For the last few months, there has been a surge of blank check companies or SPACs (Special Purpose Acquisition Companies) going public. However, it has gone very quiet since early April as the Securities and Exchange Commission (SEC) has now weighed in.
On April 12, the SEC issued a staff statement that stated that some of the SPACs had accounted for warrants incorrectly in their Initial Public Offering. They should have been accounted for as a liability, instead of equity.
Certain contracts, such as warrants, may be settled in the stock of the entity. They can be classified as equity, rather than as a liability, but it depends on the fact pattern. For instance, an equity-linked financial instrument must be indexed to the entity’s own stock in order to qualify for equity classification.
For some SPACs, the warrants included a provision that in the event of a tender or exchange offer made to and accepted by holders of more than 50% of the outstanding shares of a single class of common stock, all holders of the warrants would be entitled to receive cash for their warrants.
In other words, in the event of a qualifying cash tender offer (which could be outside the control of the entity), all warrant holders would be entitled to cash, while only certain of the holders of the underlying shares of common stock would be entitled to cash. Therefore the tender offer provision would require the warrants to be treated as a liability measured at fair value.
Local companies restating
Among a slew of SPACS that have filed that they will restate their financial statements are two Houston-area companies, Landcadia Holdings III and Genesis Park Acquisition Corp.
Landcadia III (a Tilman Fertitta SPAC) went public in October 2020, raising $500 million. In January, it agreed to take The Hillman Group in a deal valued at $2.64 billion. The company has already filed its restatement. At December 31, 2020 it increased its liabilities by $56 million. It recorded the offset as a loss (non-cash change in fair value of warrant derivative liability).
Genesis Park went public in November 2020 in an $150 million IPO. In March, it agreed to take Redwire, a space technology company, public in a $615 million deal. Genesis has not yet quantified the amount of the restatement.
[UPDATE 5/8/21]
Two more Houston-based SPACS have restated their financial results.
- Good Works Acquisition Corp ($150 million IPO) booked a $9 million warrant liability and a loss of $1.2 million on the fair value).
- Peridot Acquisition Corp ($300 million IPO) booked an $18 million liability and $22.5 million loss on the fair value.

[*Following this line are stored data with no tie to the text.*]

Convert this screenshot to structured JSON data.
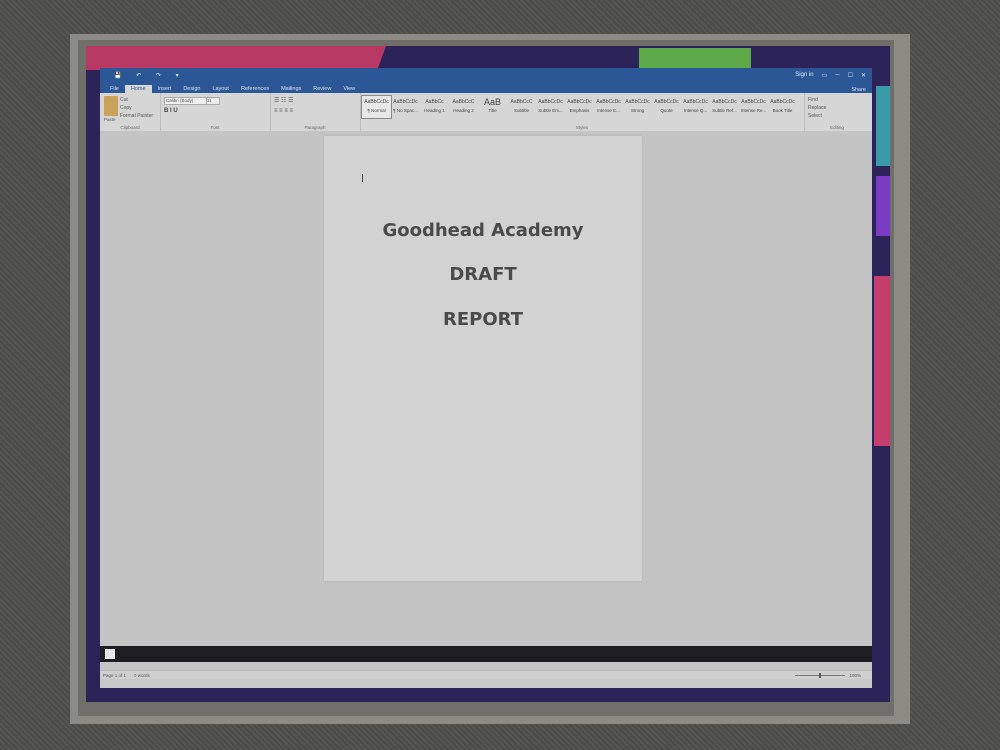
{
  "titlebar": {
    "quick_access": [
      "💾",
      "↶",
      "↷",
      "▾"
    ],
    "sign_in": "Sign in",
    "controls": [
      "▭",
      "─",
      "☐",
      "✕"
    ]
  },
  "tabs": [
    "File",
    "Home",
    "Insert",
    "Design",
    "Layout",
    "References",
    "Mailings",
    "Review",
    "View"
  ],
  "tabs_right": "Share",
  "ribbon": {
    "clipboard": {
      "paste": "Paste",
      "cut": "Cut",
      "copy": "Copy",
      "format_painter": "Format Painter",
      "label": "Clipboard"
    },
    "font": {
      "name": "Calibri (Body)",
      "size": "11",
      "label": "Font"
    },
    "paragraph": {
      "label": "Paragraph"
    },
    "styles": {
      "label": "Styles",
      "items": [
        {
          "sample": "AaBbCcDc",
          "name": "¶ Normal"
        },
        {
          "sample": "AaBbCcDc",
          "name": "¶ No Spac..."
        },
        {
          "sample": "AaBbCc",
          "name": "Heading 1"
        },
        {
          "sample": "AaBbCcC",
          "name": "Heading 2"
        },
        {
          "sample": "AaB",
          "name": "Title"
        },
        {
          "sample": "AaBbCcC",
          "name": "Subtitle"
        },
        {
          "sample": "AaBbCcDc",
          "name": "Subtle Em..."
        },
        {
          "sample": "AaBbCcDc",
          "name": "Emphasis"
        },
        {
          "sample": "AaBbCcDc",
          "name": "Intense E..."
        },
        {
          "sample": "AaBbCcDc",
          "name": "Strong"
        },
        {
          "sample": "AaBbCcDc",
          "name": "Quote"
        },
        {
          "sample": "AaBbCcDc",
          "name": "Intense Q..."
        },
        {
          "sample": "AaBbCcDc",
          "name": "Subtle Ref..."
        },
        {
          "sample": "AaBbCcDc",
          "name": "Intense Re..."
        },
        {
          "sample": "AaBbCcDc",
          "name": "Book Title"
        }
      ]
    },
    "editing": {
      "find": "Find",
      "replace": "Replace",
      "select": "Select",
      "label": "Editing"
    }
  },
  "document": {
    "lines": [
      "Goodhead Academy",
      "DRAFT",
      "REPORT"
    ]
  },
  "statusbar": {
    "page": "Page 1 of 1",
    "words": "0 words",
    "zoom": "100%"
  }
}
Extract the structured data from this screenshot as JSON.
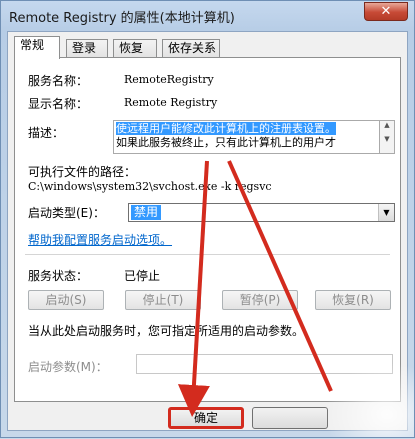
{
  "window": {
    "title": "Remote Registry 的属性(本地计算机)",
    "close_glyph": "✕"
  },
  "tabs": [
    {
      "label": "常规"
    },
    {
      "label": "登录"
    },
    {
      "label": "恢复"
    },
    {
      "label": "依存关系"
    }
  ],
  "general": {
    "service_name_label": "服务名称：",
    "service_name_value": "RemoteRegistry",
    "display_name_label": "显示名称：",
    "display_name_value": "Remote Registry",
    "description_label": "描述：",
    "description_line1": "使远程用户能修改此计算机上的注册表设置。",
    "description_line2": "如果此服务被终止，只有此计算机上的用户才",
    "exe_path_label": "可执行文件的路径：",
    "exe_path_value": "C:\\windows\\system32\\svchost.exe -k regsvc",
    "startup_type_label": "启动类型(E)：",
    "startup_type_value": "禁用",
    "help_link": "帮助我配置服务启动选项。",
    "status_label": "服务状态：",
    "status_value": "已停止",
    "buttons": {
      "start": "启动(S)",
      "stop": "停止(T)",
      "pause": "暂停(P)",
      "resume": "恢复(R)"
    },
    "start_hint": "当从此处启动服务时，您可指定所适用的启动参数。",
    "start_params_label": "启动参数(M)：",
    "start_params_value": ""
  },
  "footer": {
    "ok": "确定",
    "cancel": ""
  },
  "colors": {
    "annotation_red": "#d32b1e",
    "selection_blue": "#3399ff",
    "link_blue": "#0066cc"
  }
}
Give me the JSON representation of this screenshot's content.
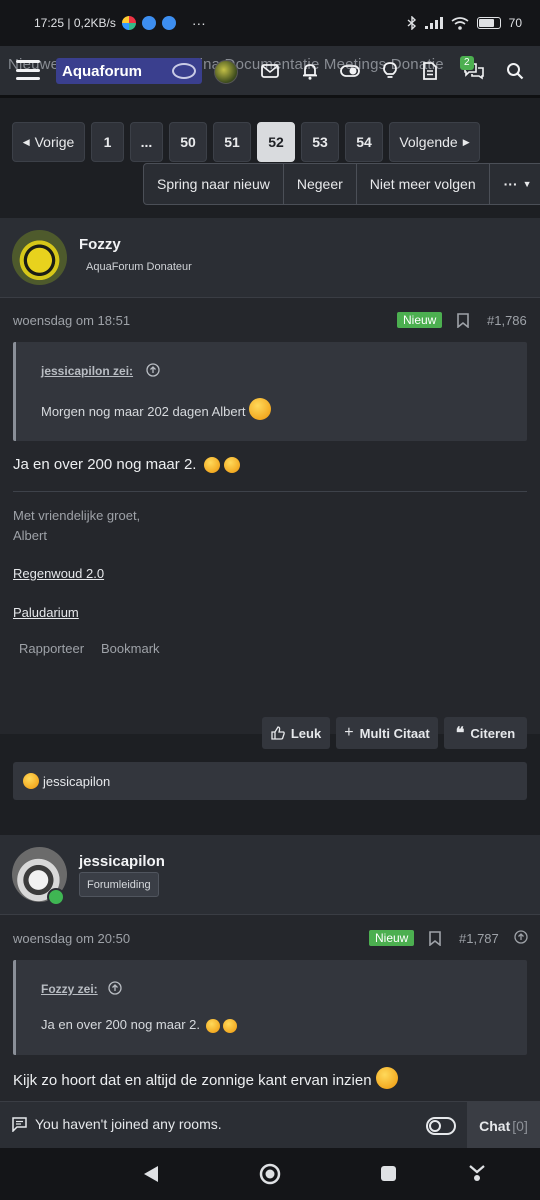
{
  "status_bar": {
    "time_speed": "17:25 | 0,2KB/s",
    "more": "···",
    "battery": "70",
    "battery_level": 0.7
  },
  "nav": {
    "ghost_text": "Nieuwe berichten    HomePagina    Documentatie    Meetings    Donatie",
    "logo_text": "Aquaforum",
    "conversations_badge": "2",
    "icons": [
      "menu-icon",
      "envelope-icon",
      "bell-icon",
      "toggle-icon",
      "lightbulb-icon",
      "document-icon",
      "chat-bubbles-icon",
      "search-icon"
    ]
  },
  "pagination": {
    "prev": "Vorige",
    "pages": [
      "1",
      "...",
      "50",
      "51",
      "52",
      "53",
      "54"
    ],
    "active": "52",
    "next": "Volgende"
  },
  "thread_actions": {
    "jump_new": "Spring naar nieuw",
    "ignore": "Negeer",
    "unfollow": "Niet meer volgen",
    "more": "···"
  },
  "posts": [
    {
      "author": "Fozzy",
      "user_title": "AquaForum Donateur",
      "date": "woensdag om 18:51",
      "new_badge": "Nieuw",
      "post_number": "#1,786",
      "quote_author": "jessicapilon zei:",
      "quote_text": "Morgen nog maar 202 dagen Albert",
      "body": "Ja en over 200 nog maar 2.",
      "signature_line1": "Met vriendelijke groet,",
      "signature_line2": "Albert",
      "sig_link1": "Regenwoud 2.0",
      "sig_link2": "Paludarium",
      "report": "Rapporteer",
      "bookmark": "Bookmark",
      "like": "Leuk",
      "multiquote": "Multi Citaat",
      "quote_btn": "Citeren",
      "reaction_user": "jessicapilon"
    },
    {
      "author": "jessicapilon",
      "role": "Forumleiding",
      "date": "woensdag om 20:50",
      "new_badge": "Nieuw",
      "post_number": "#1,787",
      "quote_author": "Fozzy zei:",
      "quote_text": "Ja en over 200 nog maar 2.",
      "body": "Kijk zo hoort dat en altijd de zonnige kant ervan inzien"
    }
  ],
  "chat": {
    "text": "You haven't joined any rooms.",
    "button": "Chat",
    "count": "[0]"
  },
  "colors": {
    "accent_new": "#4caf50",
    "page_bg": "#1d1f23",
    "panel_bg": "#2b2e34"
  }
}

Good Works has announced plans to take Cipher Mining public while Peridot is doing the same with Li-Cycle.
SEC and Financial projections
The SEC is also weighing a crackdown on the projections made when a SPAC takes a private company public (also called a de-SPAC). In a public statement made on April 8, John Coates, the acting SEC Director, Division of Corporation Finance stated that the heightened scrutiny placed on projections in a traditional IPO should also apply to the de-SPACs. While this is not yet a public policy, it is clear where the SEC is headed.